A Blues on Stage review of Johnny Rawls live noted that he’s “a great singer and a fantastic showman. Rawls filled the dance floor from the very first note and kept them dancing all night long. ... If you had to sum up Johnny and his music in one word, it would be smooth. Everything he does, from singing, playing guitar, writing songs, and interacting with his fans, reflects the polish and considerable talent he has developed over the years.”

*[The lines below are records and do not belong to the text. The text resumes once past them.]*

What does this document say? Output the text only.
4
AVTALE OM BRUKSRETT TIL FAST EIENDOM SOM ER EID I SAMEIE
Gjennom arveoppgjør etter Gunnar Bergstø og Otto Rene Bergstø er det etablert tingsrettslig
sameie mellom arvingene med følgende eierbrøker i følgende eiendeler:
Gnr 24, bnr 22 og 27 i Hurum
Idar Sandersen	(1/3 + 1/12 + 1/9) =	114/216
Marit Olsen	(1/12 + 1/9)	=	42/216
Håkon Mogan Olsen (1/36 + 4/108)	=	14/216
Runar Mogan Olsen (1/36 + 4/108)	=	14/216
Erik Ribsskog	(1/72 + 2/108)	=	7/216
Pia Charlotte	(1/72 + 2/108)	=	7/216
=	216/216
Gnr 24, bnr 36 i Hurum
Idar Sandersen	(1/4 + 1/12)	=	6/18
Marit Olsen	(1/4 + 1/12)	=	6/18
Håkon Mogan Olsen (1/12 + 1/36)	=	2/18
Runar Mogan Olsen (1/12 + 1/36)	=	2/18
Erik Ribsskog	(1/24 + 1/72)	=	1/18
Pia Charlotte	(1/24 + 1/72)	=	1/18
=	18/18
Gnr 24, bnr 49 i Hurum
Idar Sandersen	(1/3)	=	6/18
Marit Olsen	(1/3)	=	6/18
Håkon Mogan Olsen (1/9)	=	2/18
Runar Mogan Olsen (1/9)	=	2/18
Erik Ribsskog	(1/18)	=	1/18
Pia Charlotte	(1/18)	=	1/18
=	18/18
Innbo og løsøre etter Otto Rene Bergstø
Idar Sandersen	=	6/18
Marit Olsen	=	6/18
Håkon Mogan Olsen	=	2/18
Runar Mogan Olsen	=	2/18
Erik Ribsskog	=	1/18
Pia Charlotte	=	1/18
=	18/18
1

For more information, visit JohnnyRawlsBlues.com. – Karen McFarland
Bobby Rush, 8:30 p.m.
Bobby Rush was born Emmet Ellis Jr.,the son of a preacher man, in the north-Louisiana town of Haynesville. He later adopted his stage name out of respect for his father. Bobby has been performing for more than 50 years. He built his first instrument, a primitive guitar or diddley bow, and by his early teens he was putting on a fake mustache and playing at different deep-South juke joints. In the mid-1950s, he moved to Chicago, where some of his bands included blues legends such as Freddie King, Earl Hooker, and Luther Allison. Also, on trips back to his family home in Pine Bluff, Arkansas, he would perform with people such as Elmore James. Bobby started getting national attention with his 1971 release Chicken Heads on Galaxy Records. Over the next decade, Bobby would record on the Jewel, Philadelphia International, and Warner Bros. labels. In the early 1980s, Bobby moved to his current home of Jackson, Mississippi. In 2003, he fulfilled his lifetime dream of forming his own record label, Deep Rush, and recorded his CD Undercover Lover. He also had his always-entertaining live show recorded for a DVD at Ground Zero in Clarksdale, Mississippi. That same year his showmanship was featured in Richard Pearce’s documentary film The Road to Memphis, part of Martin Scorsese’s film series The Blues. This year, Bobby Rush won the Blues Music Award for best Soul Blues Album, Show You a Good Time.
Bobby Rush has decided to perform solo on occasion, but also still tours extensively with his band and lovely female dancers. We are very lucky to have an artist of Bobby Rush’s caliber here, and he will be entertaining our audience with a version of both shows combined, called appropriately the Double Rush Revue. Bobby will also receive the RiverRoad Lifetime Achievement Award from the Mississippi Valley Blues Society.